Qui in Italia è stato tradotto e pubblicato “Don’t Suck, Don’t Die, Giving Up Vic Chesnutt”, il tuo memoir e flusso frammentario e spontaneamente poetico sui momenti vissuti con Vic Chesnutt fino alla sua scomparsa, avvenuta il giorno di Natale del 2009. Si evince che c’era un forte legame con il cantautore originario dalla Georgia; le vostre produzioni e poetiche sono diverse, ma entrambe sono accomunate da una vena intimista e letteraria peculiare, per motivi diversi frutto di una matrice oscura. Nel libro siete due personalità speculari per cui l’una ha bisogno dell’altro e viceversa, in un modo o nell’altro, e quindi viene mostrato per via empatica qual era la vostra amicizia, con tutte le difficoltà del caso. Ti chiedo quali aspetti di Vic vorresti che venissero maggiormente trasmessi nel lettore del libro.

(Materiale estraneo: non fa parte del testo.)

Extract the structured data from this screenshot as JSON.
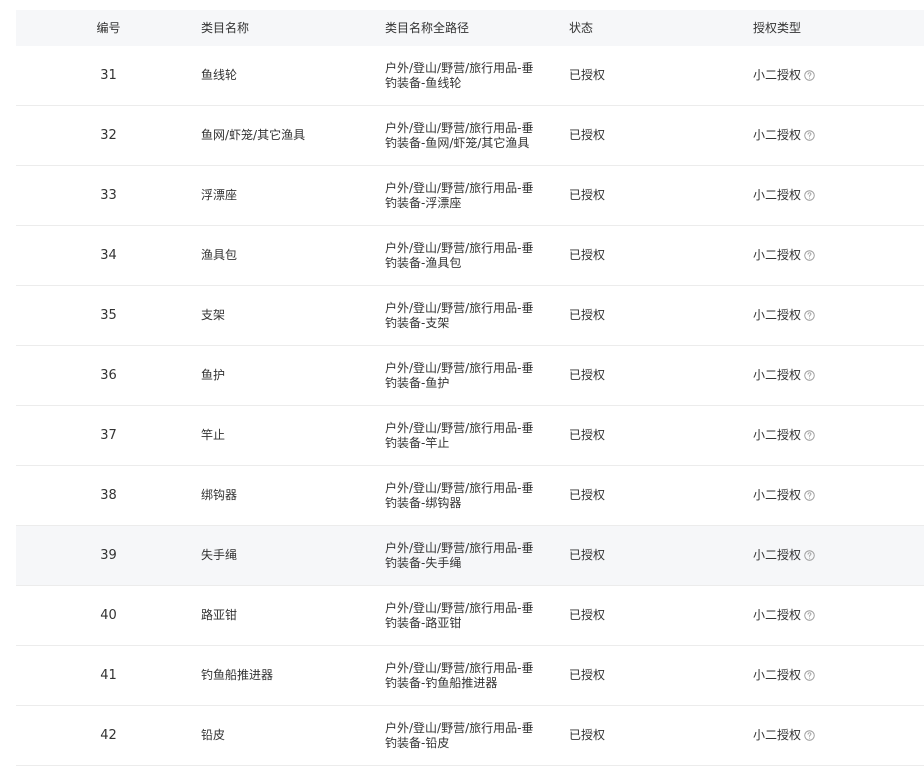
{
  "table": {
    "headers": {
      "id": "编号",
      "name": "类目名称",
      "path": "类目名称全路径",
      "status": "状态",
      "auth_type": "授权类型"
    },
    "rows": [
      {
        "id": "31",
        "name": "鱼线轮",
        "path": "户外/登山/野营/旅行用品-垂钓装备-鱼线轮",
        "status": "已授权",
        "auth_type": "小二授权"
      },
      {
        "id": "32",
        "name": "鱼网/虾笼/其它渔具",
        "path": "户外/登山/野营/旅行用品-垂钓装备-鱼网/虾笼/其它渔具",
        "status": "已授权",
        "auth_type": "小二授权"
      },
      {
        "id": "33",
        "name": "浮漂座",
        "path": "户外/登山/野营/旅行用品-垂钓装备-浮漂座",
        "status": "已授权",
        "auth_type": "小二授权"
      },
      {
        "id": "34",
        "name": "渔具包",
        "path": "户外/登山/野营/旅行用品-垂钓装备-渔具包",
        "status": "已授权",
        "auth_type": "小二授权"
      },
      {
        "id": "35",
        "name": "支架",
        "path": "户外/登山/野营/旅行用品-垂钓装备-支架",
        "status": "已授权",
        "auth_type": "小二授权"
      },
      {
        "id": "36",
        "name": "鱼护",
        "path": "户外/登山/野营/旅行用品-垂钓装备-鱼护",
        "status": "已授权",
        "auth_type": "小二授权"
      },
      {
        "id": "37",
        "name": "竿止",
        "path": "户外/登山/野营/旅行用品-垂钓装备-竿止",
        "status": "已授权",
        "auth_type": "小二授权"
      },
      {
        "id": "38",
        "name": "绑钩器",
        "path": "户外/登山/野营/旅行用品-垂钓装备-绑钩器",
        "status": "已授权",
        "auth_type": "小二授权"
      },
      {
        "id": "39",
        "name": "失手绳",
        "path": "户外/登山/野营/旅行用品-垂钓装备-失手绳",
        "status": "已授权",
        "auth_type": "小二授权"
      },
      {
        "id": "40",
        "name": "路亚钳",
        "path": "户外/登山/野营/旅行用品-垂钓装备-路亚钳",
        "status": "已授权",
        "auth_type": "小二授权"
      },
      {
        "id": "41",
        "name": "钓鱼船推进器",
        "path": "户外/登山/野营/旅行用品-垂钓装备-钓鱼船推进器",
        "status": "已授权",
        "auth_type": "小二授权"
      },
      {
        "id": "42",
        "name": "铅皮",
        "path": "户外/登山/野营/旅行用品-垂钓装备-铅皮",
        "status": "已授权",
        "auth_type": "小二授权"
      }
    ],
    "hovered_row_index": 8
  },
  "colors": {
    "header_bg": "#f6f7f9",
    "row_border": "#ececec",
    "hover_bg": "#f6f7f9",
    "icon": "#999999"
  },
  "icons": {
    "help": "question-circle-icon"
  }
}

Kristin Hersh: “Sono grata a Hips And Makers per avermi dato la possibilità di sviluppare una carriera all’insegna del suono acustico, in quanto è così che ho conosciuto Vic. Era come aver speso la mia vita intera sapendo di essere un alieno e poi incontrare qualcuno dal mio stesso pianeta. Andammo in tour insieme per dieci anni, ogni tanto. Il suo miglior lavoro è soprattutto quello non ascoltato, sicuramente, come tutta la grande musica, il quale in qualche modo rende tutto più personale e speciale. Lui amava la mia band noise rock, 50 Foot Wave, e penso che così è come il suo cuore suonava per davvero. Rumoroso e libero. Spero che adesso lui viva così, dall’altra parte. Perché così era il nostro sogno: vivere rumorosi e liberi”.